A barrel of Brent crude has hit the dizzying heights of just over $44, a rise of more than 60% on mid-January’s $27. That’s a long way from the $10 predicted by Standard Chartered at what now looks like the bottom of the oil cycle. Goldman Sachs, RBS and Morgan Stanley also made ultra-bearish forecasts at the start of the year, but investors are feeling more bullish today.
What goes down….
Where the oil price goes, oil stocks follow. On 19 January, Premier Oil (LSE: PMO) hit a low of 19p. Today, it trades at 54p, up 184%. It’s the same story with explorer Tullow Oil (LSE: TLW). By 20 January it had slumped to 118p. Today, you pay 225p, a rise of 90%. It rose almost 12% on Wednesday alone. At the Fool we’re always urging readers to buy good companies on bad news, and moments like these show why.
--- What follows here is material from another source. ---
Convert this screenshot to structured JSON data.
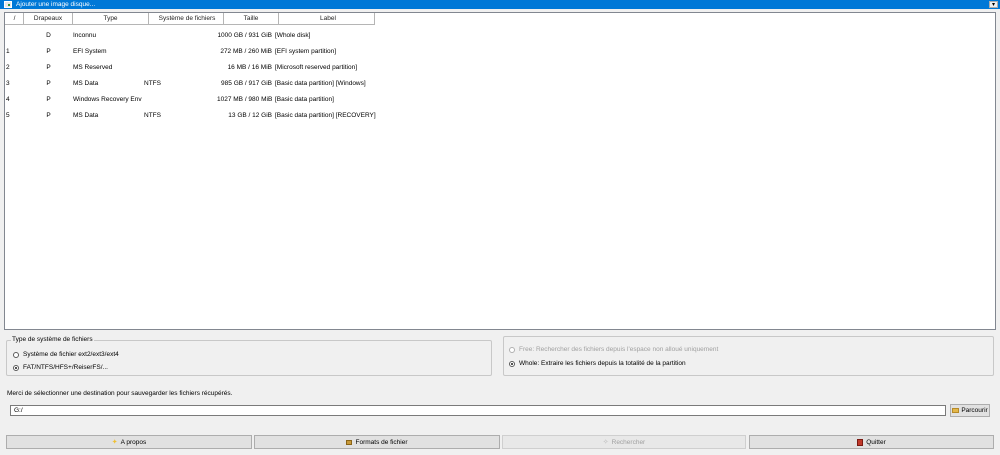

Let’s not get too excited, both Premier and Tullow are still down almost 90% over the past five years, but the rally offers welcome respite. The big worry is that both remain at the mercy of the oil price, something wholly beyond their control. So where will it go next?
Could go higher
Oil has partly been driven higher by speculation that OPEC and non-OPEC members will freeze output in Doha on Sunday, but markets could be disappointed, with Saudi oil minister Ali al-Naimi pouring scorn on the idea. Also, stockpiles remain high, as the US Energy Information Administration reports that its crude inventories have increased by 6.6m barrels, despite tightening supply. On the other hand, oil production has dropped below 9m barrels per day for the first time in over a year and I could see oil creeping higher still. The cycle is moving upwards again.
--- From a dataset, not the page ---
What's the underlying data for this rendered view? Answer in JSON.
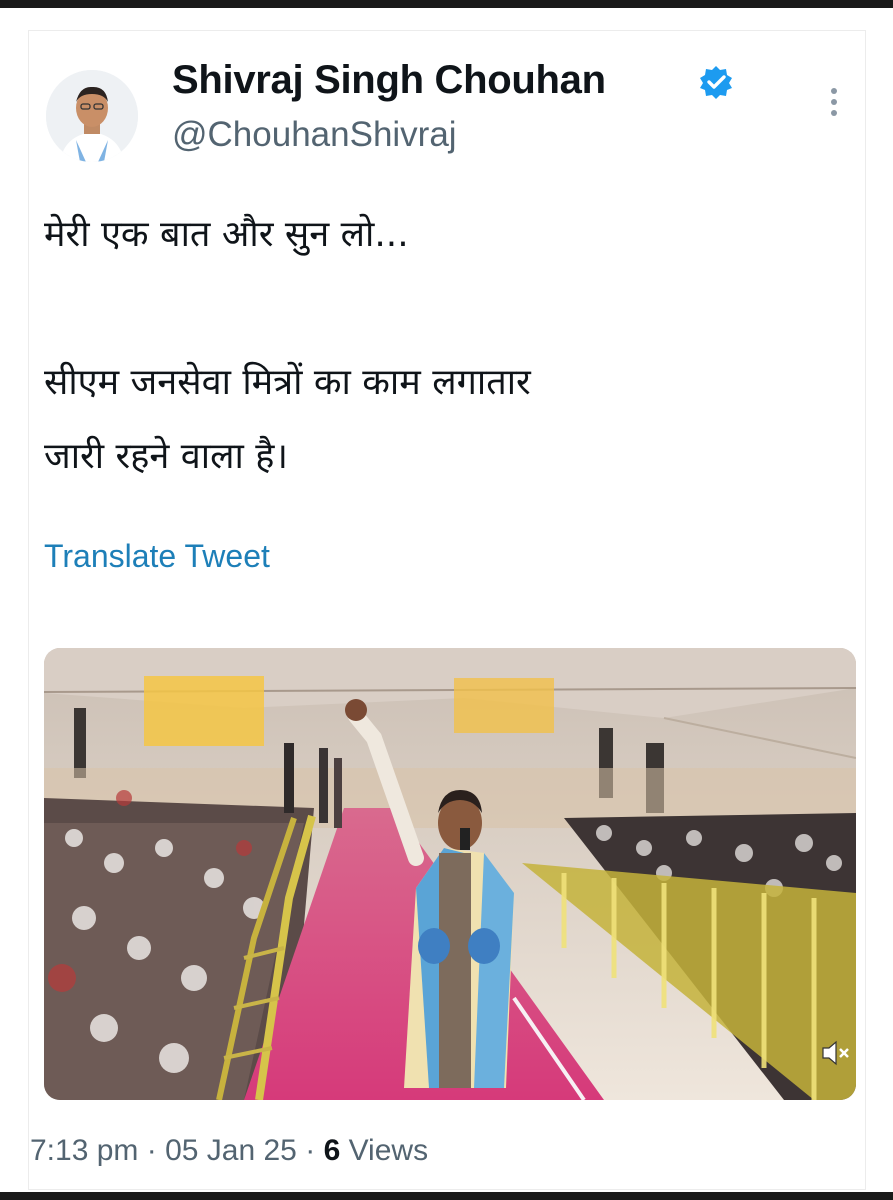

Premier Oil dug in for cheap oil by disposing of non-core assets, slashing operating costs and cutting capex, while adding to its reserves. Some 30% of 2016 oil production is hedged at $73.40 a barrel, which helps. It also benefitted from Chancellor George Osborne’s decision to scrap the Petroleum Revenue Tax. Cash flow held firm at $809.5m last year and although year-end debts of $2.24bn dwarf its $401.3m cash reserves, that doesn’t seem to worry investors who’ve poured into the stock in recent weeks, and been rewarded for their courage.
Carry on climbing
Tullow has hedged 52% of 2016 production at $75 a barrel before tax, while boasting costs of $10 and $15 per barrel at its Jubilee and the West Africa fields, so any rise in the spot oil price is a real bonus. Year-end net debt may have been $4bn but free cash of $1.9bn should soothe investors. Also, production will rise in the second half of 2016 as its Project TEN in Ghana starts pumping.
Where the oil price goes next is anybody’s guess, at least in the short term, so don’t assume Premier and Tullow will continue gushing in the weeks ahead. They need oil to continue rising, as it surely must in the longer term, but they still number among the more secure stocks in this volatile sector.